Por que açúcares especiais importam
Polissacarídeos sulfatados já desempenham papéis discretos, mas importantes, no cotidiano. Variantes como a heparina ajudam a prevenir coágulos sanguíneos, e moléculas relacionadas são adicionadas a cremes para a pele e colírios por suas propriedades calmantes e de retenção de água. Industrialmente, porém, ainda são em grande parte extraídos de animais e organismos marinhos, vinculando seu suprimento à pecuária e à pesca. A sulfatação química de açúcares em fábrica é possível, mas cara, principalmente porque o doador de sulfato ativado é dispendioso. Uma célula viva que consiga montar tanto a cadeia de açúcares quanto as decorações de sulfato por conta própria, usando a luz do sol como fonte de energia, poderia oferecer uma alternativa mais limpa e barata.
Cianobactérias como pequenas fábricas de açúcar
Cianobactérias são organismos microscópicos movidos pela luz solar, frequentemente chamados de “algas azul‑verde.” Muitas espécies naturalmente se cercam de capas complexas e viscosas de açúcares que podem incluir polissacarídeos sulfatados. Os autores descobriram previamente um novo exopolissacarídeo sulfatado, batizado de synechan, produzido por uma cianobactéria modelo, Synechocystis sp. PCC 6803. Eles mapearam o grande conjunto de genes — chamado de cluster xss — que constrói o synechan e controla quando ele é produzido. No novo estudo, perguntaram se todo esse programa genético poderia ser transferido para outra cianobactéria bem caracterizada, Synechococcus elongatus PCC 7942, que normalmente não fabrica polissacarídeos sulfatados. Se sim, seria uma prova de conceito de que tais vias podem ser movidas entre micróbios como ferramentas modulares. 

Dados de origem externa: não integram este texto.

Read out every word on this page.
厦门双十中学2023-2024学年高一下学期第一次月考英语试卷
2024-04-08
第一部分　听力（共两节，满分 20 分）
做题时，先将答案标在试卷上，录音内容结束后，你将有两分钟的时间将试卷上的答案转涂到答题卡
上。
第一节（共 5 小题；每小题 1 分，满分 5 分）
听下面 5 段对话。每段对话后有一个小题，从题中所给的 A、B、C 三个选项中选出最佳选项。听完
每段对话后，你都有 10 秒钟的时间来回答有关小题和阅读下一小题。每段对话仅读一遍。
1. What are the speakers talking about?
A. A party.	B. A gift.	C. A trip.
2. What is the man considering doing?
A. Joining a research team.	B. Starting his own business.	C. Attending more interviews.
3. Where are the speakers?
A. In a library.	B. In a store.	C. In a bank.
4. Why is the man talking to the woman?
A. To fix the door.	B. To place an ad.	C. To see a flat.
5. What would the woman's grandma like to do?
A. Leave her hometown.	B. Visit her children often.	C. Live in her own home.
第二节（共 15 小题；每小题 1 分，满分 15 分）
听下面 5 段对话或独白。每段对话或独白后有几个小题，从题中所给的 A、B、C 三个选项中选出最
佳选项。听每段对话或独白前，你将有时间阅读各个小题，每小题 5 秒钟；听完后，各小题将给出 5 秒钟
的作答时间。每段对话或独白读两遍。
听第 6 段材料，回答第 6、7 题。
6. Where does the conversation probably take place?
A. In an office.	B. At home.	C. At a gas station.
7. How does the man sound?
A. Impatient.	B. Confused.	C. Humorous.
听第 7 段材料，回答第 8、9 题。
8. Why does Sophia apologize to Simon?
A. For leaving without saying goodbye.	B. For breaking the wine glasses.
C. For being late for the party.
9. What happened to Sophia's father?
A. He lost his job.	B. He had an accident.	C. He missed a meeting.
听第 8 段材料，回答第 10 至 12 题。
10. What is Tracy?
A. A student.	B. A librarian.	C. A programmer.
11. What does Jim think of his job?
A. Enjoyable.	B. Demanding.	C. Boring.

Pegando emprestado e instalando uma via complexa
Para conseguir isso, a equipe dividiu o sistema synechan em duas partes principais: os genes que constroem e secretam o polímero de açúcar, e os genes que atuam como interruptores liga‑desliga para esses construtores. Inseriram os genes de biossíntese em um plasmídeo shuttle e colocaram um gene-chave sob o controle de um promotor forte e indutível, de modo que um sinal químico adicionado (IPTG) disparasse a produção. Em seguida, integraram genes regulatórios em um local neutro do cromossomo hospedeiro, novamente sob controle indutível. Quando acionaram o sistema, o crescimento da estirpe engenheirada desacelerou drasticamente e as células começaram a aglomerar‑se. Microscopia eletrônica revelou material fibroso longo revestindo as superfícies celulares. Colorações especiais que destacam seletivamente polissacarídeos sulfatados mostraram agregados azuis claros fora das células, e ensaios químicos confirmaram que tanto os açúcares ligados às células quanto os liberados ao exterior aumentaram em comparação com as estirpes controle.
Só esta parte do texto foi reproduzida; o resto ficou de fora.